LIÇÃO Nº 11 - A IGREJA E OS JULGAMENTOS
O ato de julgar está relacionado à busca da justiça, que se trata da conformidade da conduta à norma, eficiência de aplicação de um sistema de normas ( de acordo com Abbagnano, 2000, p.593). Aquele que julga exerce uma postura crítica sobre os fatos que testemunha e, diante da Lei, assume um posicionamento. A partir daí, emite o seu parecer que, nem sempre, está correto. Ele está à busca da justiça, com base nas normas que internalizou e com base no sistema em que foi inserido.
O julgamento está baseado naquilo que foi ensinado e Paulo orienta os coríntios: “Julgai entre vós mesmos [...]” (I Co 11.13). Seu propósito era fazê-los discernir o que era certo e o que era errado, pois todos nós somos dotados de consciência. Temos esta capacidade de avaliar situações, julgar as circunstâncias e tomar decisões. Este julgamento do que é bom e do que é mau deve ser realizado em diversos momentos, antes de fizermos escolhas. Este é o julgamento em nível pessoal.
E no que diz respeito ao julgamento de nível interpessoal? No seio da igreja? No julgamento ao nosso irmão?
Todos nós já conhecemos os textos bíblicos do Sermão da Montanha, nos quais o Senhor Jesus nos exorta a não julgarmos o nosso irmão, pois se apontarmos o erro de outra pessoa, poderemos estar num nível abaixo dela, cometendo pecados também, agindo de modo hipócrita e precisando fazer um conserto com Deus:
Não julgueis, para que não sejais julgados. Porque com o juízo com que julgardes sereis julgados, e com a medida com que tiverdes medido vos tornarão a medir. E por que reparas tu no argueiro que está no olho do teu irmão, e não vês a trave que está no teu olho? Ou como dirás a teu irmão: Deixa-me tirar o argueiro do teu olho, e eis uma trave no teu olho? Hipócrita, tira primeiro a trave do teu olho, e então verás claramente para tirar o argueiro do olho do teu irmão. (Mt 7:1-5)

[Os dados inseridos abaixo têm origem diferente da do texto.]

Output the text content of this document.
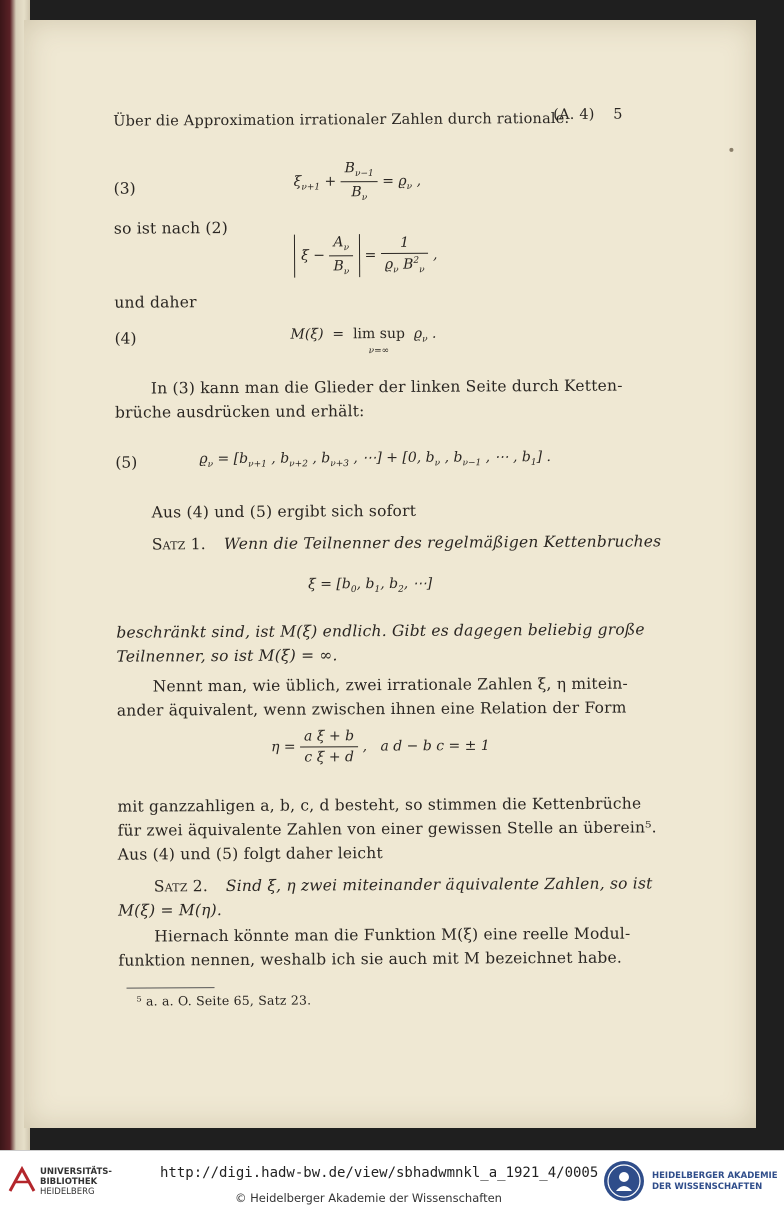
Über die Approximation irrationaler Zahlen durch rationale.
(A. 4) 5
(3)	$\xi_{\nu+1} + \frac{B_{\nu-1}}{B_\nu} = ϱ_\nu$ ,
so ist nach (2)
$\xi - \frac{A_\nu}{B_\nu} = \frac{1}{ϱ_\nu B^2_\nu}$ ,
und daher
(4)	M(ξ)  =  lim sup  $ϱ_\nu$ .
ν=∞
In (3) kann man die Glieder der linken Seite durch Ketten-
brüche ausdrücken und erhält:
(5)	$ϱ_\nu = [b_{\nu+1}$ , $b_{\nu+2}$ , $b_{\nu+3}$ , ⋯] + [0, $b_\nu$ , $b_{\nu-1}$ , ⋯ , $b_1$] .
Aus (4) und (5) ergibt sich sofort
Satz 1. Wenn die Teilnenner des regelmäßigen Kettenbruches
$\xi = [b_0$, $b_1$, $b_2$, ⋯]
beschränkt sind, ist M(ξ) endlich. Gibt es dagegen beliebig große
Teilnenner, so ist M(ξ) = ∞.
Nennt man, wie üblich, zwei irrationale Zahlen ξ, η mitein-
ander äquivalent, wenn zwischen ihnen eine Relation der Form
$\eta = \frac{\text{a ξ + b}}{\text{c ξ + d}}$ ,   a d − b c = ± 1
mit ganzzahligen a, b, c, d besteht, so stimmen die Kettenbrüche
für zwei äquivalente Zahlen von einer gewissen Stelle an überein⁵.
Aus (4) und (5) folgt daher leicht
Satz 2. Sind ξ, η zwei miteinander äquivalente Zahlen, so ist
M(ξ) = M(η).
Hiernach könnte man die Funktion M(ξ) eine reelle Modul-
funktion nennen, weshalb ich sie auch mit M bezeichnet habe.
⁵ a. a. O. Seite 65, Satz 23.
UNIVERSITÄTS-
BIBLIOTHEK
HEIDELBERG
http://digi.hadw-bw.de/view/sbhadwmnkl_a_1921_4/0005
© Heidelberger Akademie der Wissenschaften
HEIDELBERGER AKADEMIE
DER WISSENSCHAFTEN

Precisamos aprender e assimilar que a Verdade Absoluta não nos pertence. Nossa opinião somente pode ser fornecida, quando solicitada e, mesmo assim, devemos ter prudência ao emiti-la. Cuidado com os que se “gloriam apenas na aparência e não no coração.” (II Co 5.12). Há muitas pessoas fazendo julgamentos imprudentes por aí, no entanto suas vidas particulares não condizem com suas falas, são os que se gloriam na aparência. Outras pessoas julgam o próximo de acordo com sua visão de mundo, a sua visão a respeito dos outros está afetada por preconceitos.
É preciso ter disposição para compreender o próximo e respeitar as diferenças. É assim que valorizamos a nossa trajetória neste mundo, as nossas atitudes e a nossa presença. Será agradável e produtivo conviver conosco, porque nossas ações serão significativas.
O Verdadeiro Juiz e Senhor de Todas as Coisas é aquele que deve julgar, pois é Ele quem estabelece todas as normas e princípios para o homem. Quem faz a Lei, exige que o homem cumpra a Sua Lei e estabelece as formas de observá-la. Cabe ao homem, sujeitar-se a Ele. Somos apenas embaixadores de Seu Reino e reproduzimos a Sua Palavra, não julgamos: “Perante a face do Senhor, porque vem a julgar a terra; com justiça julgará o mundo, e o povo com equidade.” (Sl 98:9) O Senhor julgará os povos com equidade (igualdade), mantendo a isonomia, a Lei Divina é a mesma para todos.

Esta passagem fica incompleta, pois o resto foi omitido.